I shoot out the door, sorting out my locker stuff, and make a dash for home on my bike. It's becoming so difficult, sitting in a class of twenty people. The scent and craving is overwhelming. I can't zone it all out for hours on end. It's no wonder I can't think straight. I have to bite my lip and pinch myself and try just about every distraction technique I can think of to stop myself from exploding in a screaming fit of bloodlust. I've got another six months of this. This torture. This hell.
But what then? More hell somewhere else? University, work, a psychiatric unit...? Who knows? The latter is most probably where I'll end up.
I'm a mixed up, fucked up, blood craving monster. It's probably the best place for me. Under sedation in a padded room.
I cycle up the street, away from the central sixth form buildings, and past the main part of the school, turning onto the busy main road. It's starting to rain and it's windy and cold, it's getting dark too, very gloomy. I turn on my bike lamp. It's Halloween tonight and I see a few bright orange pumpkin decorations outside the houses as I pass by. It's not far by bike, but it would take me over a half hour to walk it. By biking it, I can avoid everyone as well; all the other students who go my way. I turn into Bakers Road and cycle up the slight incline and into Holly Bush Lane. There's only two houses up here. The retired Jones' bungalow and our house, a small 19
century thatched cottage. It's painted a sunny yellow colour which always cheers me a little when I arrive home. I open the gate to the front yard and wheel my bike in, propping it up in the woodshed.
I go inside the porch, unlocking the door, and dump my bag on the kitchen counter. I'm so thirsty, I need a drink. I put my mouth under the running tap and take a long, long slurping draw of fresh cool water. It's the only drink I can take these days, apart from a glass of wine or a gin and tonic. I'm rather partial to those. Not that I can afford to buy them, but Mum and Dad do and I sneak a little when they're not around.
I go upstairs into my bedroom and lay on my bed. I look around my room like I do every night. This is my comfort zone. It's the pink room of my childhood, apart from a few of my more recent additions. I look at my black shaded lamp and my Gothic style wrought iron framed mirror. I found it in a skip on the way home from school last month. I painted it matte black and it looks beautiful sitting propped up on my dressing table. It's my prize possession.
What a sad bitch I am...
I get my iPod out and put some music on to while away the time. I'm into rousing stuff with a hard beat and angsty, moody genres. Anything that tears at the soul and ears will do. Jessie J belts out loudly into my ears. I like hard rap too, if it's done well. And some of the popular Goth bands like Alien Sex Fiend and Cruxshadows, a cool darkwave band from Florida which I'm really into at the moment. After the mixed and noisy electronic blast I nod off for a while and wake with a sudden start. Mum's home from work, I hear her downstairs and the porch door slams shut with the wind, vibrating the whole house with its force. The rain is pelting down, and it's blowing a gale out there, smothering my window with a noisy sideways waterfall. I switch the black lamp on. There's not much difference in light after I've done it.

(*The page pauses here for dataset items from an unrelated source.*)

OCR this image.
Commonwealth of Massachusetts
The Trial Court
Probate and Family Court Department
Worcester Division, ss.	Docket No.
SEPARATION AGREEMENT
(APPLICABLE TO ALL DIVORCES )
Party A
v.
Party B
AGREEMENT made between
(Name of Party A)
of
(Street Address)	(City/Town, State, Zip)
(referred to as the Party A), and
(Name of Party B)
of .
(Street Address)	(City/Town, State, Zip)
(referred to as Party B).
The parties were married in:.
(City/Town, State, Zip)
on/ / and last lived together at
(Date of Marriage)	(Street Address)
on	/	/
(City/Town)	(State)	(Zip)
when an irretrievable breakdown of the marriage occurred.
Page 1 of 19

“Candy...? You in?” Mum calls upstairs.
Yep, just doing my homework,” I lie.
I get up and go and sit at my dressing table cum desk. I turn my laptop on and pretend to be looking at our course work, Chaucer.
How grim and dry this subject is...
I hear her feet on the stairs a little later, followed by a quick knock, and in she comes all bustling and chirpy with the usual cuppa which she puts down next to me.
“Horrid weather out there. The poor little kids trailing around the streets doing trick or treat, getting all soaked. It's such a shame.”
Mmmm…” I say half listening. “Don't make me tea Mum, I don't drink it anymore.” I've told her this several times but it appears I need to remind her. I can smell her blood strongly as she leans over me to pick it up again. I shut it out.
Oh yes, I forgot. I'm putting dinner on soon. It's veggie pasta. You like that don't you?”